Le pmi hanno chiesto ieri a Roma, in un convegno organizzato dai rappresentanti di categoria, un intervento del governo italiano e dell'Ue in direzione della salvaguardia dei consumatori e della piccola industria. Nel mirino di imprese e consumatori i rischi per la salute, dovuti alle incertezze sugli effetti dei cibi ogm sul corpo umano, quelli per l'ambiente, legati a coltivazioni più forti che irrobustiscono sempre più i parassiti, e i pericoli per il libero mercato messo in discussione dal monopolio delle multinazionali delle sementi.

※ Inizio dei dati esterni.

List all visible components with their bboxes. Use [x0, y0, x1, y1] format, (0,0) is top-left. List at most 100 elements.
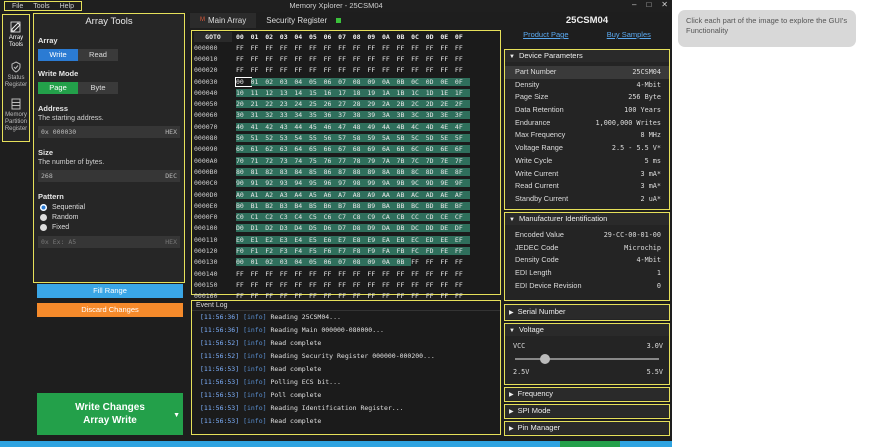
- hex-byte[interactable]: FF: [440, 66, 455, 74]
- hex-byte[interactable]: 05: [308, 258, 324, 267]
- hex-byte[interactable]: FF: [324, 270, 339, 278]
- hex-byte[interactable]: 48: [352, 122, 368, 131]
- hex-byte[interactable]: 38: [352, 111, 368, 120]
- hex-byte[interactable]: FF: [426, 281, 441, 289]
- pattern-sequential[interactable]: Sequential: [40, 204, 184, 211]
- hex-byte[interactable]: 0E: [440, 77, 455, 86]
- spi-mode-section[interactable]: ▶ SPI Mode: [504, 404, 670, 419]
- hex-byte[interactable]: 6C: [411, 145, 426, 154]
- hex-byte[interactable]: 7A: [381, 156, 397, 165]
- hex-byte[interactable]: 9D: [425, 179, 441, 188]
- hex-byte[interactable]: 72: [265, 156, 280, 165]
- hex-byte[interactable]: FF: [454, 246, 470, 255]
- hex-byte[interactable]: 8D: [425, 167, 441, 176]
- hex-byte[interactable]: FF: [280, 270, 295, 278]
- hex-byte[interactable]: 64: [294, 145, 309, 154]
- spi-mode-header[interactable]: ▶ SPI Mode: [505, 405, 669, 417]
- hex-byte[interactable]: DA: [381, 224, 397, 233]
- hex-byte[interactable]: AD: [425, 190, 441, 199]
- hex-byte[interactable]: FF: [411, 258, 426, 266]
- hex-byte[interactable]: 94: [294, 179, 309, 188]
- hex-byte[interactable]: C5: [308, 213, 324, 222]
- hex-byte[interactable]: A6: [323, 190, 339, 199]
- hex-byte[interactable]: AA: [381, 190, 397, 199]
- hex-byte[interactable]: FF: [294, 66, 309, 74]
- hex-byte[interactable]: C0: [236, 213, 251, 222]
- hex-byte[interactable]: 8F: [454, 167, 470, 176]
- hex-byte[interactable]: 63: [279, 145, 295, 154]
- hex-byte[interactable]: 0C: [411, 77, 426, 86]
- hex-byte[interactable]: FF: [411, 270, 426, 278]
- hex-byte[interactable]: 4E: [440, 122, 455, 131]
- hex-byte[interactable]: 26: [323, 100, 339, 109]
- hex-byte[interactable]: FF: [426, 292, 441, 300]
- hex-byte[interactable]: FF: [236, 270, 251, 278]
- hex-byte[interactable]: FF: [440, 292, 455, 300]
- hex-byte[interactable]: 4C: [411, 122, 426, 131]
- hex-byte[interactable]: BF: [454, 201, 470, 210]
- hex-byte[interactable]: 1A: [381, 88, 397, 97]
- hex-byte[interactable]: 15: [308, 88, 324, 97]
- hex-byte[interactable]: 01: [250, 77, 266, 86]
- sidebar-item-status-register[interactable]: Status Register: [3, 55, 29, 95]
- hex-byte[interactable]: FF: [455, 270, 470, 278]
- hex-byte[interactable]: D7: [338, 224, 353, 233]
- menu-tools[interactable]: Tools: [28, 3, 54, 10]
- hex-byte[interactable]: 03: [279, 77, 295, 86]
- hex-byte[interactable]: FF: [251, 281, 266, 289]
- hex-byte[interactable]: FF: [455, 55, 470, 63]
- hex-byte[interactable]: FF: [397, 281, 412, 289]
- hex-byte[interactable]: FF: [455, 281, 470, 289]
- hex-byte[interactable]: C4: [294, 213, 309, 222]
- hex-byte[interactable]: 04: [294, 77, 309, 86]
- hex-byte[interactable]: C7: [338, 213, 353, 222]
- size-input[interactable]: 268 DEC: [38, 170, 180, 182]
- discard-changes-button[interactable]: Discard Changes: [37, 303, 183, 317]
- hex-byte[interactable]: FF: [426, 258, 441, 266]
- hex-byte[interactable]: FF: [265, 270, 280, 278]
- hex-byte[interactable]: 06: [323, 258, 339, 267]
- hex-byte[interactable]: 10: [236, 88, 251, 97]
- hex-byte[interactable]: 5D: [425, 134, 441, 143]
- hex-byte[interactable]: DE: [440, 224, 455, 233]
- hex-byte[interactable]: 5F: [454, 134, 470, 143]
- hex-byte[interactable]: FF: [294, 270, 309, 278]
- hex-byte[interactable]: 0F: [454, 77, 470, 86]
- hex-byte[interactable]: 37: [338, 111, 353, 120]
- hex-byte[interactable]: B3: [279, 201, 295, 210]
- hex-byte[interactable]: FF: [411, 281, 426, 289]
- hex-byte[interactable]: FF: [294, 292, 309, 300]
- hex-byte[interactable]: 66: [323, 145, 339, 154]
- hex-byte[interactable]: FF: [367, 281, 382, 289]
- hex-byte[interactable]: FF: [338, 281, 353, 289]
- hex-byte[interactable]: FF: [397, 292, 412, 300]
- device-parameters-header[interactable]: ▼ Device Parameters: [505, 50, 669, 62]
- hex-byte[interactable]: E0: [236, 235, 251, 244]
- hex-byte[interactable]: B5: [308, 201, 324, 210]
- hex-byte[interactable]: EA: [381, 235, 397, 244]
- hex-byte[interactable]: FF: [265, 292, 280, 300]
- hex-byte[interactable]: FF: [397, 270, 412, 278]
- hex-byte[interactable]: FF: [353, 270, 368, 278]
- hex-byte[interactable]: FF: [426, 55, 441, 63]
- fixed-pattern-input[interactable]: 0x Ex: A5 HEX: [38, 236, 180, 248]
- hex-byte[interactable]: FF: [411, 44, 426, 52]
- hex-byte[interactable]: 2D: [425, 100, 441, 109]
- hex-byte[interactable]: A1: [250, 190, 266, 199]
- hex-byte[interactable]: 32: [265, 111, 280, 120]
- hex-byte[interactable]: 11: [250, 88, 266, 97]
- hex-byte[interactable]: 1C: [411, 88, 426, 97]
- serial-number-section[interactable]: ▶ Serial Number: [504, 304, 670, 321]
- hex-byte[interactable]: 45: [308, 122, 324, 131]
- read-option[interactable]: Read: [78, 49, 118, 61]
- hex-byte[interactable]: FF: [294, 55, 309, 63]
- hex-byte[interactable]: 58: [352, 134, 368, 143]
- hex-byte[interactable]: FF: [440, 281, 455, 289]
- hex-byte[interactable]: FF: [294, 281, 309, 289]
- hex-byte[interactable]: CC: [411, 213, 426, 222]
- hex-byte[interactable]: 4B: [396, 122, 412, 131]
- hex-byte[interactable]: FE: [440, 246, 455, 255]
- hex-byte[interactable]: AB: [396, 190, 412, 199]
- hex-byte[interactable]: BA: [381, 201, 397, 210]
- product-page-link[interactable]: Product Page: [523, 29, 568, 41]
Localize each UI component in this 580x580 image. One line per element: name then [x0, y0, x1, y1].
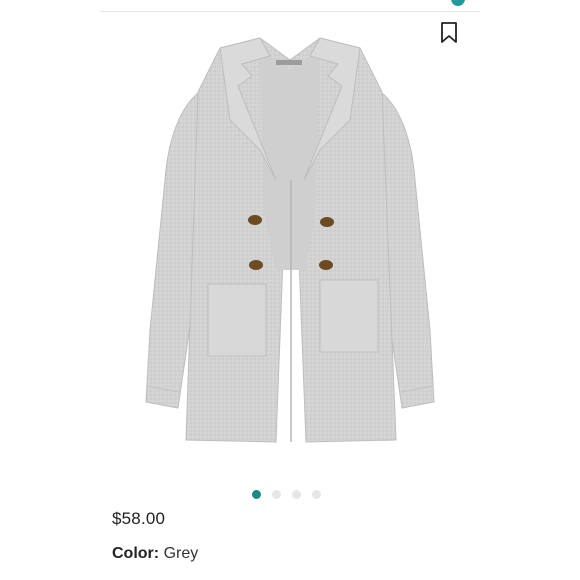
color-label: Color: [112, 545, 160, 562]
carousel-dot[interactable] [312, 489, 321, 499]
coat-button [320, 217, 334, 227]
carousel-indicator [252, 488, 321, 500]
product-image[interactable] [110, 30, 470, 480]
carousel-dot[interactable] [292, 489, 301, 499]
top-divider [100, 11, 480, 12]
coat-button [248, 215, 262, 225]
color-value: Grey [163, 545, 199, 562]
coat-left-pocket [207, 283, 267, 357]
carousel-dot[interactable] [272, 489, 281, 499]
coat-button [249, 260, 263, 270]
coat-right-pocket [319, 279, 379, 353]
color-row: Color: Grey [112, 545, 198, 563]
carousel-dot[interactable] [252, 489, 261, 499]
coat-button [319, 260, 333, 270]
product-price: $58.00 [112, 509, 166, 528]
coat-tag [276, 60, 302, 65]
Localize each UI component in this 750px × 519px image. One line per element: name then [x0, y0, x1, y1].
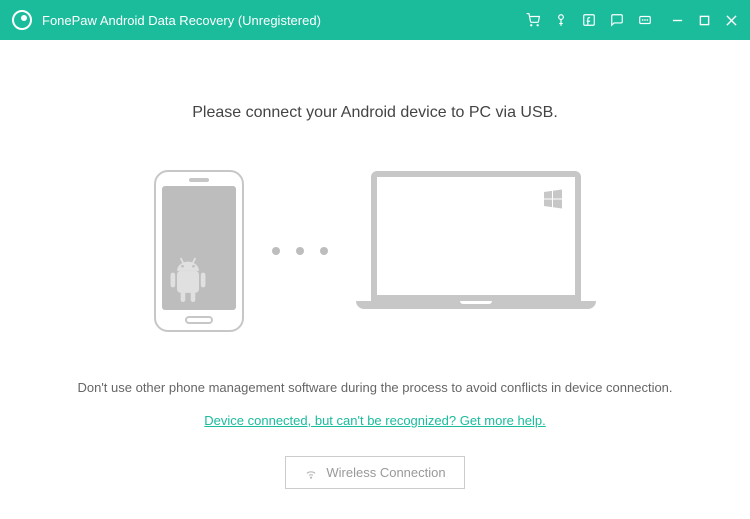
titlebar-left: FonePaw Android Data Recovery (Unregiste…	[12, 10, 321, 30]
main-content: Please connect your Android device to PC…	[0, 40, 750, 519]
help-link[interactable]: Device connected, but can't be recognize…	[204, 413, 545, 428]
titlebar: FonePaw Android Data Recovery (Unregiste…	[0, 0, 750, 40]
laptop-illustration	[356, 171, 596, 331]
wifi-icon	[304, 466, 318, 480]
close-button[interactable]	[725, 14, 738, 27]
app-window: FonePaw Android Data Recovery (Unregiste…	[0, 0, 750, 519]
app-logo-icon	[12, 10, 32, 30]
minimize-button[interactable]	[671, 14, 684, 27]
titlebar-right	[525, 12, 738, 28]
maximize-button[interactable]	[698, 14, 711, 27]
window-controls	[671, 14, 738, 27]
facebook-icon[interactable]	[581, 12, 597, 28]
key-icon[interactable]	[553, 12, 569, 28]
connection-dots	[272, 247, 328, 255]
cart-icon[interactable]	[525, 12, 541, 28]
phone-illustration	[154, 170, 244, 332]
app-title: FonePaw Android Data Recovery (Unregiste…	[42, 13, 321, 28]
illustration	[154, 170, 596, 332]
wireless-connection-label: Wireless Connection	[326, 465, 445, 480]
warning-text: Don't use other phone management softwar…	[77, 380, 672, 395]
wireless-connection-button[interactable]: Wireless Connection	[285, 456, 464, 489]
menu-icon[interactable]	[637, 12, 653, 28]
windows-icon	[543, 189, 563, 209]
feedback-icon[interactable]	[609, 12, 625, 28]
instruction-heading: Please connect your Android device to PC…	[192, 104, 558, 122]
android-icon	[166, 254, 210, 306]
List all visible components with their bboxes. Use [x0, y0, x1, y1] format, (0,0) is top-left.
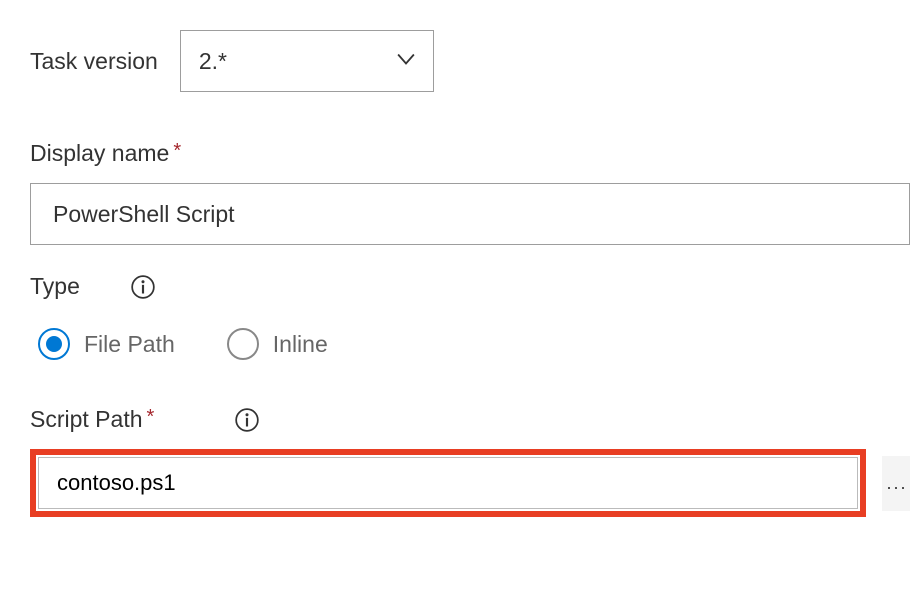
task-version-value: 2.*: [199, 48, 227, 75]
script-path-input-row: ...: [30, 449, 910, 517]
script-path-input[interactable]: [38, 457, 858, 509]
display-name-label: Display name*: [30, 140, 181, 167]
chevron-down-icon: [397, 50, 415, 73]
radio-inline-label: Inline: [273, 331, 328, 358]
radio-dot: [46, 336, 62, 352]
browse-button[interactable]: ...: [882, 456, 910, 511]
type-radio-group: File Path Inline: [30, 328, 910, 360]
task-version-row: Task version 2.*: [30, 30, 910, 92]
required-asterisk: *: [173, 140, 181, 162]
display-name-input[interactable]: [30, 183, 910, 245]
info-icon[interactable]: [234, 407, 260, 433]
ellipsis-icon: ...: [887, 473, 908, 494]
radio-inline[interactable]: Inline: [227, 328, 328, 360]
script-path-label-row: Script Path*: [30, 406, 910, 433]
task-version-label: Task version: [30, 48, 158, 75]
radio-file-path-label: File Path: [84, 331, 175, 358]
type-label: Type: [30, 273, 80, 300]
info-icon[interactable]: [130, 274, 156, 300]
display-name-label-row: Display name*: [30, 140, 910, 167]
radio-file-path[interactable]: File Path: [38, 328, 175, 360]
script-path-label: Script Path*: [30, 406, 154, 433]
radio-circle-selected: [38, 328, 70, 360]
type-label-row: Type: [30, 273, 910, 300]
radio-circle-unselected: [227, 328, 259, 360]
required-asterisk: *: [147, 406, 155, 428]
script-path-highlight: [30, 449, 866, 517]
task-version-select[interactable]: 2.*: [180, 30, 434, 92]
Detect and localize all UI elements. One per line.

«I produttori di questi semi sono tre nel mondo e il fatto che le imprese siano costrette ogni anno a ricomprare la materia prima significa che c'è un controllo monopolistico, alla faccia del libero mercato», ha commentato ieri il presidente della CNA, Ivan Malavasi, sottolineando il valore culturale della produzione alimentare non solo italiana. Un valore minacciato da colture sempre più omologate dalle nuove sementi vendute sul mercato internazionale.

Le coltivazioni ogm infatti non a difesa della qualità alimentare consentono ai contadini di accantonare parte della produzione per la semina dell'anno successivo ma impongono ai produttori di comprare nuovi semi. Un problema che tocca in primis le economie del terzo mondo, strettamente legate all'agricoltura, e i cui produttori sono stati spesso portati in giudizio dalle corporation dei semi per non aver pagato i diritti d'autore sulla produzione delle semine degli anni successivi. Obiettivo della piccola industria alimentare italiana, che conta 80 mila imprese e 240 mila addetti, è dunque una posizione chiara dell'Unione europea che vieti la produzione di cibi modificati ai paesi membri e che obblighi all'etichettatura quelle extracomunitarie.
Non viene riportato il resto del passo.